The debate saw members comparing net neutrality to supply of electricity and water in a house on which separate tariff cannot be put based on the use of electronic gadgets or the location of water taps.
Reiterating the government's commitment to the core principles of net neutrality, the IT minister said, "we must recognise that there are nuances to the issue which needs deliberation to make it more meaningful."
Citing debates on litigations on the issue of net neutrality across the world including the USA and the European Union, he said the debate in India has also gathered over the suo moto consultation paper issued by the Trai which asked for responses to a number of questions concerning the regulation of Over the Top (OTT) players.
"If the issue did not have nuances to it, why then experts and regulators all over the world be breaking their heads over it.
"It is, therefore imperative that we not only preserve but also foster non-discriminatory Internet ecoystem, wherein telecom service providers, content and application providers, industries, entrepreneurs and above all the citizens of the country have a stake," Prasad said defining net neutrality in the works of Professor Tim Wu, who coined this word.

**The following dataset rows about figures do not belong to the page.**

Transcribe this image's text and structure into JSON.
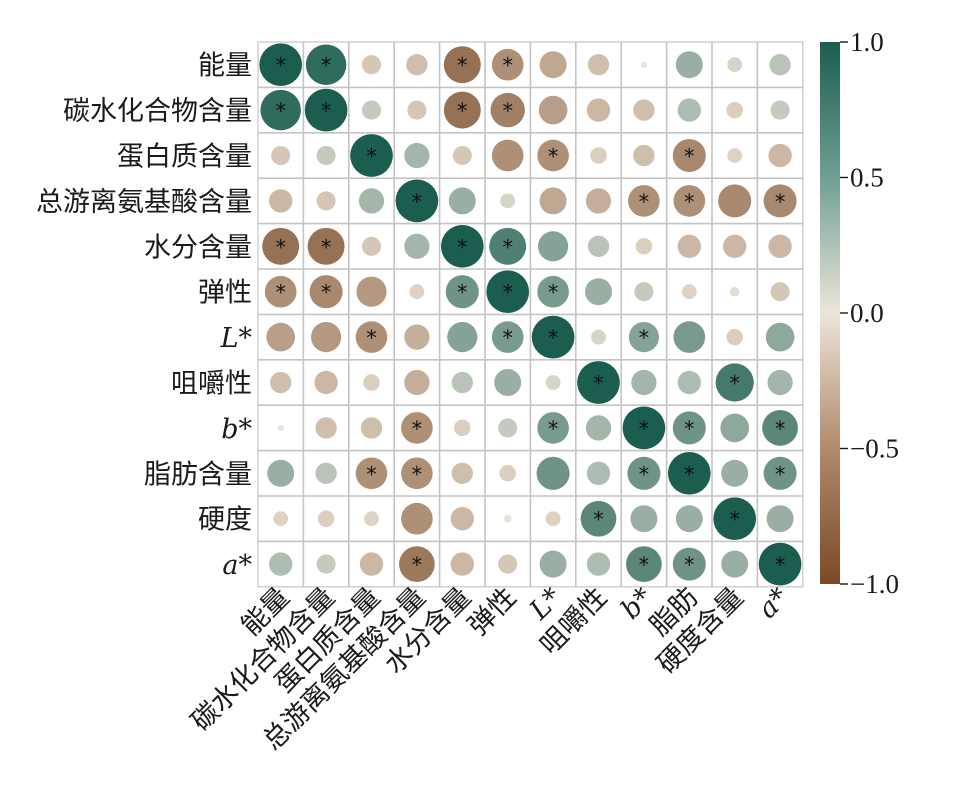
{
  "chart_data": {
    "type": "heatmap",
    "title": "",
    "xlabel": "",
    "ylabel": "",
    "row_labels": [
      "能量",
      "碳水化合物含量",
      "蛋白质含量",
      "总游离氨基酸含量",
      "水分含量",
      "弹性",
      "L*",
      "咀嚼性",
      "b*",
      "脂肪含量",
      "硬度",
      "a*"
    ],
    "col_labels": [
      "能量",
      "碳水化合物含量",
      "蛋白质含量",
      "总游离氨基酸含量",
      "水分含量",
      "弹性",
      "L*",
      "咀嚼性",
      "b*",
      "脂肪",
      "硬度含量",
      "a*"
    ],
    "italic_labels": [
      "L*",
      "b*",
      "a*"
    ],
    "values": [
      [
        1.0,
        0.9,
        -0.2,
        -0.25,
        -0.75,
        -0.55,
        -0.4,
        -0.25,
        0.02,
        0.4,
        0.12,
        0.25
      ],
      [
        0.9,
        1.0,
        0.2,
        -0.2,
        -0.75,
        -0.65,
        -0.45,
        -0.3,
        -0.25,
        0.3,
        -0.15,
        0.2
      ],
      [
        -0.2,
        0.2,
        1.0,
        0.35,
        -0.2,
        -0.55,
        -0.55,
        -0.15,
        -0.25,
        -0.6,
        -0.12,
        -0.3
      ],
      [
        -0.3,
        -0.2,
        0.35,
        1.0,
        0.4,
        0.12,
        -0.4,
        -0.35,
        -0.55,
        -0.55,
        -0.6,
        -0.6
      ],
      [
        -0.75,
        -0.75,
        -0.2,
        0.35,
        1.0,
        0.75,
        0.5,
        0.25,
        -0.15,
        -0.3,
        -0.3,
        -0.3
      ],
      [
        -0.55,
        -0.6,
        -0.5,
        -0.12,
        0.6,
        1.0,
        0.55,
        0.4,
        0.2,
        -0.12,
        0.05,
        -0.2
      ],
      [
        -0.45,
        -0.5,
        -0.55,
        -0.35,
        0.5,
        0.55,
        1.0,
        0.12,
        0.5,
        0.55,
        -0.15,
        0.45
      ],
      [
        -0.25,
        -0.3,
        -0.15,
        -0.35,
        0.25,
        0.4,
        0.12,
        1.0,
        0.35,
        0.3,
        0.8,
        0.35
      ],
      [
        0.02,
        -0.25,
        -0.25,
        -0.55,
        -0.15,
        0.2,
        0.55,
        0.35,
        1.0,
        0.6,
        0.45,
        0.7
      ],
      [
        0.4,
        0.25,
        -0.55,
        -0.55,
        -0.25,
        -0.15,
        0.6,
        0.3,
        0.6,
        1.0,
        0.4,
        0.6
      ],
      [
        -0.12,
        -0.15,
        -0.12,
        -0.55,
        -0.3,
        0.03,
        -0.12,
        0.7,
        0.4,
        0.4,
        1.0,
        0.4
      ],
      [
        0.3,
        0.2,
        -0.3,
        -0.7,
        -0.3,
        -0.2,
        0.4,
        0.3,
        0.7,
        0.6,
        0.4,
        1.0
      ]
    ],
    "significant": [
      [
        1,
        1,
        0,
        0,
        1,
        1,
        0,
        0,
        0,
        0,
        0,
        0
      ],
      [
        1,
        1,
        0,
        0,
        1,
        1,
        0,
        0,
        0,
        0,
        0,
        0
      ],
      [
        0,
        0,
        1,
        0,
        0,
        0,
        1,
        0,
        0,
        1,
        0,
        0
      ],
      [
        0,
        0,
        0,
        1,
        0,
        0,
        0,
        0,
        1,
        1,
        0,
        1
      ],
      [
        1,
        1,
        0,
        0,
        1,
        1,
        0,
        0,
        0,
        0,
        0,
        0
      ],
      [
        1,
        1,
        0,
        0,
        1,
        1,
        1,
        0,
        0,
        0,
        0,
        0
      ],
      [
        0,
        0,
        1,
        0,
        0,
        1,
        1,
        0,
        1,
        0,
        0,
        0
      ],
      [
        0,
        0,
        0,
        0,
        0,
        0,
        0,
        1,
        0,
        0,
        1,
        0
      ],
      [
        0,
        0,
        0,
        1,
        0,
        0,
        1,
        0,
        1,
        1,
        0,
        1
      ],
      [
        0,
        0,
        1,
        1,
        0,
        0,
        0,
        0,
        1,
        1,
        0,
        1
      ],
      [
        0,
        0,
        0,
        0,
        0,
        0,
        0,
        1,
        0,
        0,
        1,
        0
      ],
      [
        0,
        0,
        0,
        1,
        0,
        0,
        0,
        0,
        1,
        1,
        0,
        1
      ]
    ],
    "significance_marker": "*",
    "colorbar": {
      "min": -1.0,
      "max": 1.0,
      "ticks": [
        1.0,
        0.5,
        0.0,
        -0.5,
        -1.0
      ],
      "tick_labels": [
        "1.0",
        "0.5",
        "0.0",
        "−0.5",
        "−1.0"
      ],
      "color_neg": "#7a4a26",
      "color_mid": "#ede5da",
      "color_pos": "#1b5e50"
    }
  }
}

He said the government agrees with the view point that blocking and deliberate slowing down/speeding up of lawful content on Internet should not be allowed and customers should have unrestricted access to all lawful content on Internet.
"There would be instances, such as traffic management, national security, integrity of network, investment in infrastructure etc, where the implications of net neutrlity would need detailed expert examination. This is what governments and regulators all over the world are grappling with," he said, adding that "very few countries have specific legislation for enforcement of net neutrality provisions."
Trinamool Congress leader O'Brien asked whether the government was bringing a "license raj" on Internet as he alleged that the Trai consultation paper sounded like one by some telecom major and "not in favour or users" but telecom companies.